Zeybekci, partisinin Manisa il kadın kolları kongresine katılmak üzere geldiği Manisa'da, AK Parti İl Başkanı Zülfikar Gürcan'ı da makamında ziyaret etti.
Gazetecilerin, Mersin'de üniversite öğrencisi Özgecan Aslan'ın bıçaklanarak öldürülmesi ve cesedinin yakılması olayının ardından bir mikroblog sitesindeki hesabı üzerinden "Özgecan Aslan gibi insanlığın katledildiği cinayetler için idam cezasını getirmeyi hassasiyetle tartışmamız ve getirmemiz gerekiyor" şeklindeki paylaşımına ilişkin sorusuna yanıt veren Zeybekci, bu konudaki açıklamalarının tümüyle şahsi fikri olduğunu söyledi.
Zeybekci, olaydan duyduğu üzüntüyü ifade ederek, "O güzel yavrumuz, o genç kızımız hepimizin yavrusudur. Hepimizin de aynı yaşlarda çocuğu vardır, benim de aynı yaşlarda çocuklarım var, kızım var. Öncelikle yavrumuza Allahtan rahmet diliyorum. Ailesine sabırlar diliyorum. Rabbim, inşallah cennetinin en güzel yerine alsın, en güzel yerinde onu ağırlasın" diye konuştu.
-"Türkiye bazı şeyleri yeniden tartışmalı"
Türkiye'nin bazı şeyleri yeniden tartışması gerektiğini düşündüğünü dile getiren Zeybekci, şunları kaydetti:
"Bu şekilde, insanlık suçu, nefret suçu, toplumun bütün duygularını rencide eden, toplumu infiale sürükleyen bu tarz olaylarda, yeni hassasiyetle yeni akılla tartışarak, bu benim şahsi görüşümdür, idam cezasını geri getirmeyi tartışmalı. Türkiye'de siyaset bunu tartışmalı, meclis, partiler bunu tartışmalı. Bütün bazı popülist mülahazaların dışında, bu konu akılla tartışılmalı diye düşünüyorum."

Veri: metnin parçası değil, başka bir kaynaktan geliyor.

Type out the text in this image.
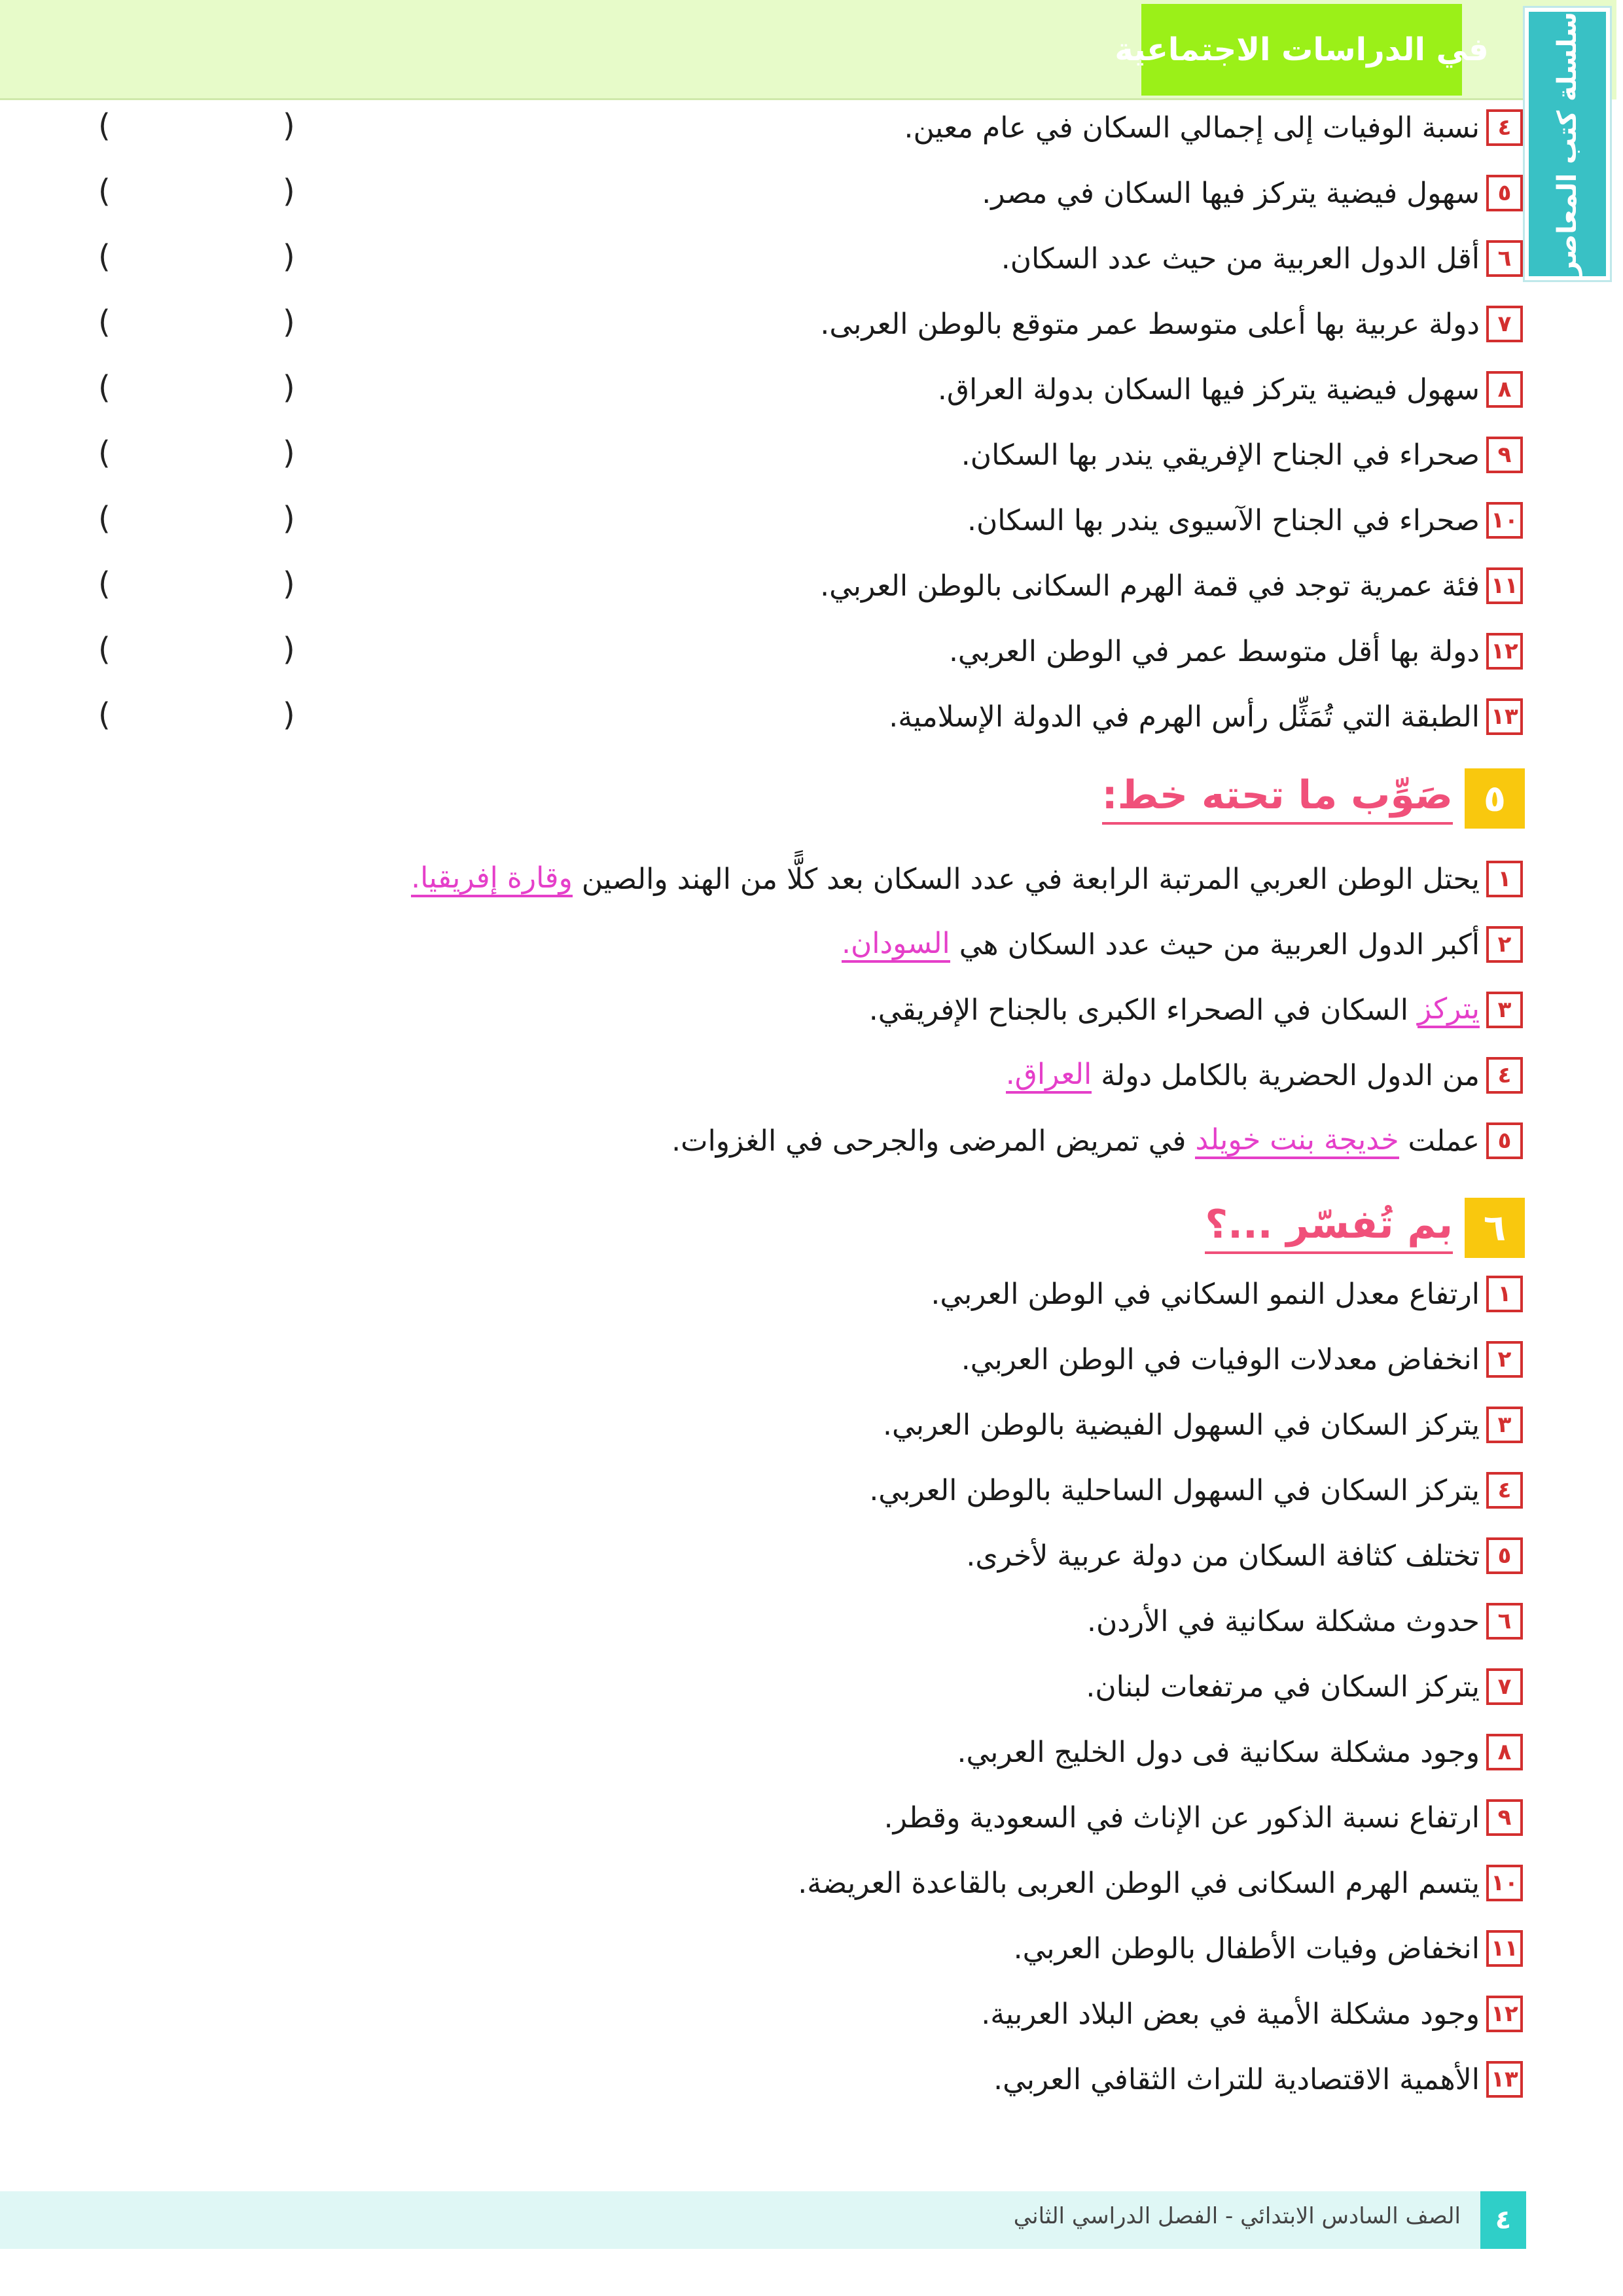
في الدراسات الاجتماعية سلسلة كتب المعاصر
٤
نسبة الوفيات إلى إجمالي السكان في عام معين.
٥
سهول فيضية يتركز فيها السكان في مصر.
٦
أقل الدول العربية من حيث عدد السكان.
٧
دولة عربية بها أعلى متوسط عمر متوقع بالوطن العربى.
٨
سهول فيضية يتركز فيها السكان بدولة العراق.
٩
صحراء في الجناح الإفريقي يندر بها السكان.
١٠
صحراء في الجناح الآسيوى يندر بها السكان.
١١
فئة عمرية توجد في قمة الهرم السكانى بالوطن العربي.
١٢
دولة بها أقل متوسط عمر في الوطن العربي.
١٣
الطبقة التي تُمَثِّل رأس الهرم في الدولة الإسلامية.
(
)
(
)
(
)
(
)
(
)
(
)
(
)
(
)
(
)
(
)
٥
صَوِّب ما تحته خط:
١
يحتل الوطن العربي المرتبة الرابعة في عدد السكان بعد كلًّا من الهند والصين

وقارة إفريقيا.
٢
أكبر الدول العربية من حيث عدد السكان هي

السودان.
٣
يتركز

السكان في الصحراء الكبرى بالجناح الإفريقي.
٤
من الدول الحضرية بالكامل دولة

العراق.
٥
عملت

خديجة بنت خويلد

في تمريض المرضى والجرحى في الغزوات.
٦
بم تُفسّر ...؟
١
ارتفاع معدل النمو السكاني في الوطن العربي.
٢
انخفاض معدلات الوفيات في الوطن العربي.
٣
يتركز السكان في السهول الفيضية بالوطن العربي.
٤
يتركز السكان في السهول الساحلية بالوطن العربي.
٥
تختلف كثافة السكان من دولة عربية لأخرى.
٦
حدوث مشكلة سكانية في الأردن.
٧
يتركز السكان في مرتفعات لبنان.
٨
وجود مشكلة سكانية فى دول الخليج العربي.
٩
ارتفاع نسبة الذكور عن الإناث في السعودية وقطر.
١٠
يتسم الهرم السكانى في الوطن العربى بالقاعدة العريضة.
١١
انخفاض وفيات الأطفال بالوطن العربي.
١٢
وجود مشكلة الأمية في بعض البلاد العربية.
١٣
الأهمية الاقتصادية للتراث الثقافي العربي.
٤
الصف السادس الابتدائي - الفصل الدراسي الثاني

Zeybekci, Türkiye'nin, toplum vicdanını rahatlatacak cezalandırma sistemlerini, bazı özel durumlar için uygulamaya dönük çözüm üretebileceklerine inandığını söyledi.
-İdama ilişkin toplum hafızasındaki olumsuzluklar da dikkate alınmalı
İdam cezası getirilirken, mutlaka Türkiye'nin bu cezanın uygulanmasına ilişkin milli hafızasında yer etmiş olumsuzlukların da dikkate alınması gerektiğine işaret eden Zeybekci, şunları söyledi:
"Tabi Türkiye'nin hafızasında idam edilmiş masum insanlar var. Türkiye'nin hafızasında, yaşı büyütülerek idam edilmiş çocuklar, idam edilerek bir demokrasi şehidi olarak tarihe geçirdiğimiz başbakan ve bakanlar var. Onun için bu hassasiyetlere de dikkat ederek, Türkiye'de bu tarz, bu Özgecan kızımız, yavrumuz gibi ondan önce masum çocuklar, babasının dükkanına giderken kaçırılarak hunharca işkenceyle öldürülen yavrular oldu. Çok küçük çocukaları, 2-3 çocuğu başka bir şehre, sanırım Kayseri'deydi, orada hunharca, 'sabi' dediğimiz çocukları katleden caniler vardı. Bunlar toplum vicdanında çok büyük yaralar açmıştır. Bunların gereğinin hukuk içinde, demokrasi ile akılla yapılması gerekir diye düşünüyorum. Bunu yaparken tabi, toplumun hafızasında, milli hafızamızdaki o kötü hatıraları canlandırıcı şeylere meydan vermeyecek düzenlemeler yapılmalı. Benim şahsi görüşüm, 'Türkiye, kamu vicdanını rahatlatıcı bir şekilde bu tür infial, yani insanlık suçu, millete karşı, insanlığa karşı işlenmiş olan böyle suçlara bence gerekli cezayı verebilmeli' diye düşünüyorum."